BNP is a reliable indicator for predicting the prognosis of myocardial infarction and is positively correlated with the onset of heart failure in AMI patients [23, 24]. This study found that the BNP of the ivabradine group after PCI was lower than that of the control group, and the difference was statistically significant on Days 2 and 3 after PCI, suggesting that ivabradine can reduce the occurrence of early heart failure after myocardial infarction, probably because it can slow the heart rate earlier and improve cardiac function.

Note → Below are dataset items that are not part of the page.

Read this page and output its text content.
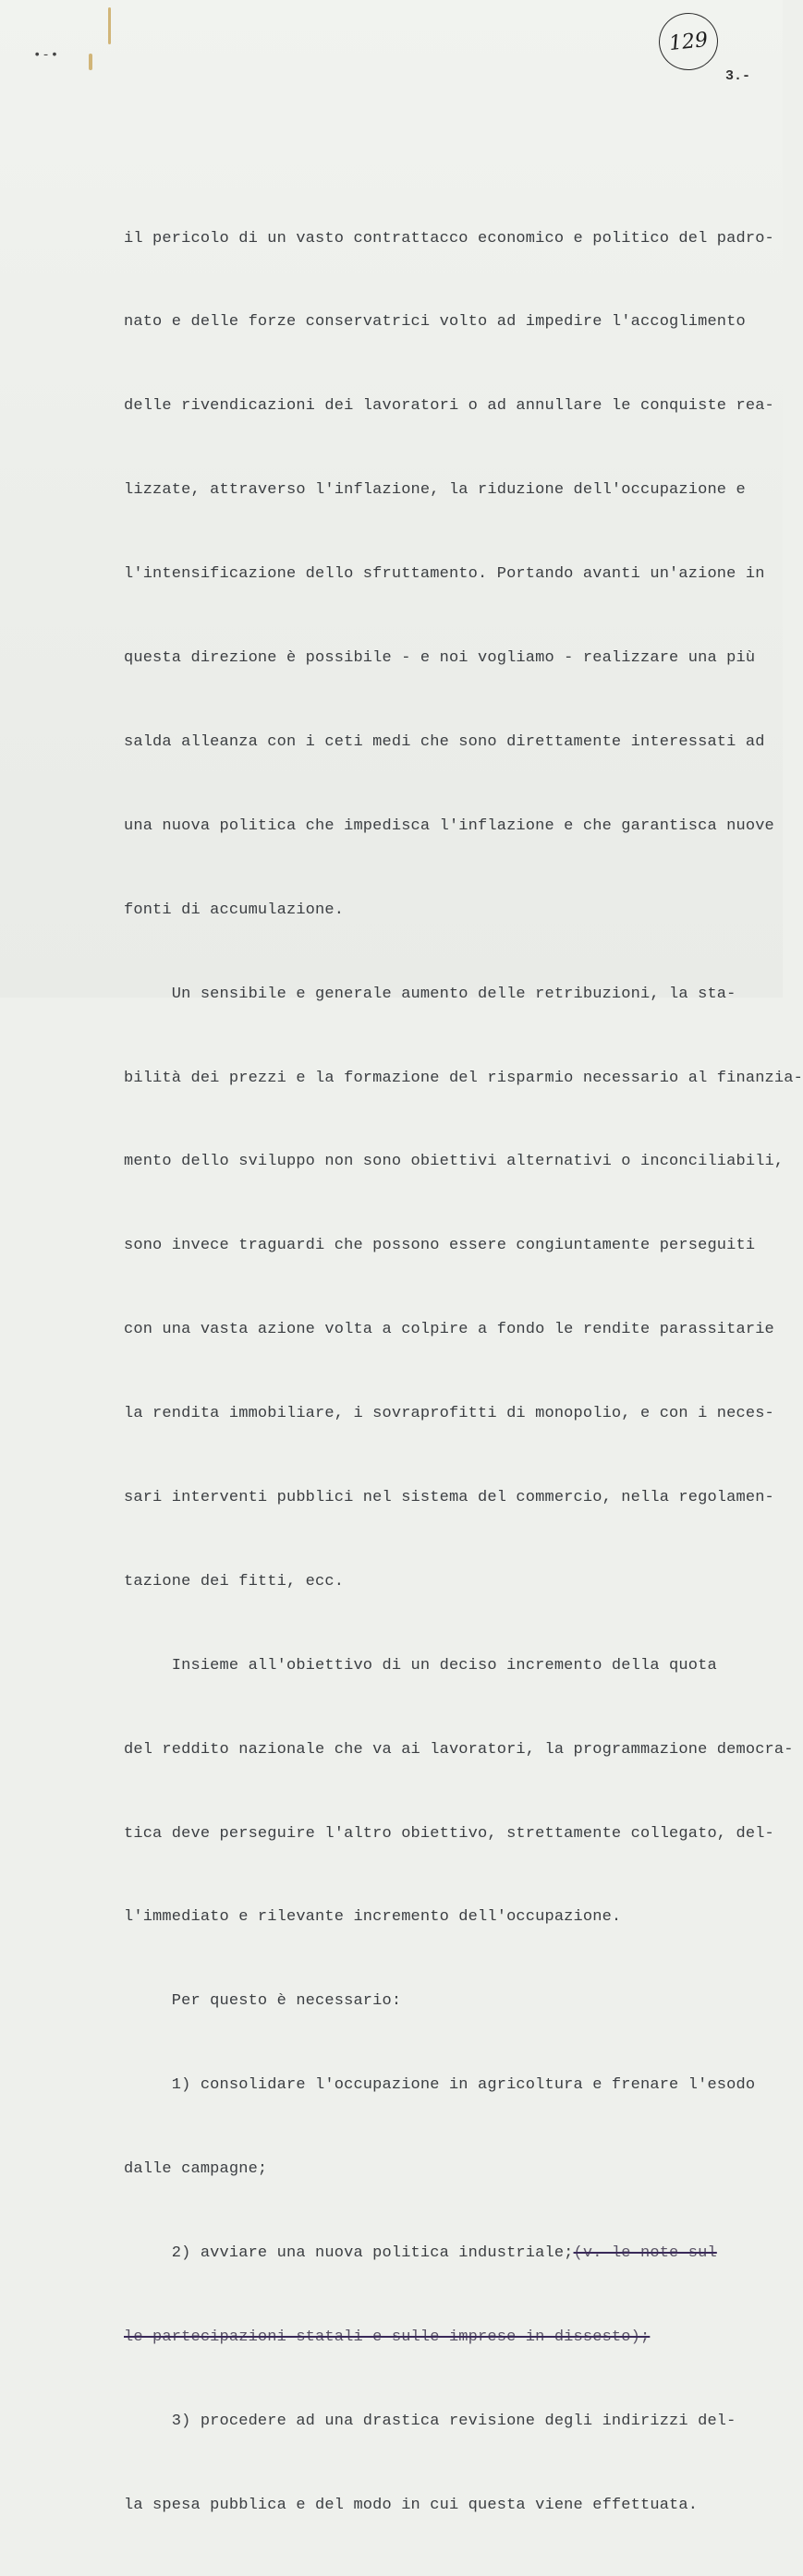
•-•
129
3.-

il pericolo di un vasto contrattacco economico e politico del padro-

nato e delle forze conservatrici volto ad impedire l'accoglimento

delle rivendicazioni dei lavoratori o ad annullare le conquiste rea-

lizzate, attraverso l'inflazione, la riduzione dell'occupazione e

l'intensificazione dello sfruttamento. Portando avanti un'azione in

questa direzione è possibile - e noi vogliamo - realizzare una più

salda alleanza con i ceti medi che sono direttamente interessati ad

una nuova politica che impedisca l'inflazione e che garantisca nuove

fonti di accumulazione.

Un sensibile e generale aumento delle retribuzioni, la sta-

bilità dei prezzi e la formazione del risparmio necessario al finanzia-

mento dello sviluppo non sono obiettivi alternativi o inconciliabili,

sono invece traguardi che possono essere congiuntamente perseguiti

con una vasta azione volta a colpire a fondo le rendite parassitarie

la rendita immobiliare, i sovraprofitti di monopolio, e con i neces-

sari interventi pubblici nel sistema del commercio, nella regolamen-

tazione dei fitti, ecc.

Insieme all'obiettivo di un deciso incremento della quota

del reddito nazionale che va ai lavoratori, la programmazione democra-

tica deve perseguire l'altro obiettivo, strettamente collegato, del-

l'immediato e rilevante incremento dell'occupazione.

Per questo è necessario:

1) consolidare l'occupazione in agricoltura e frenare l'esodo

dalle campagne;

2) avviare una nuova politica industriale;(v. le note sul

le partecipazioni statali e sulle imprese in dissesto);

3) procedere ad una drastica revisione degli indirizzi del-

la spesa pubblica e del modo in cui questa viene effettuata.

This study found that the TnI of the ivabradine group was lower than that of the control group from Day 1 to Day 5 after PCI, and there was a statistically significant difference between the two groups on Day 5 after PCI, suggesting that ivabradine can significantly reduce the degree of myocardial injury in patients, which may be related to its ability to reduce heart rate, myocardial oxygen consumption and myocardial infarction area. Studies have shown that ivabradine can improve myocardial blood supply by increasing coronary artery reserve and thus reduce myocardial infarction area, and this effect is independent of its effect on heart rate reduction [25]. In addition, ivabradine can inhibit oxidative stress, reduce cardiomyocyte inflammation and protect cardiomyocyte viability [26]. It can thicken the ventricular wall of the infarcted area, inhibit infarct expansion, and protect the contractile function and synchrony of the distal viable myocardium [27].
Limitations
This study is a prospective, single-center randomized controlled study with a small sample size, which may lead to bias in the results. It still needs to be further verified by multicenter and large-sample studies. The lack of placebo and blinding may also have affected the objectivity of the results.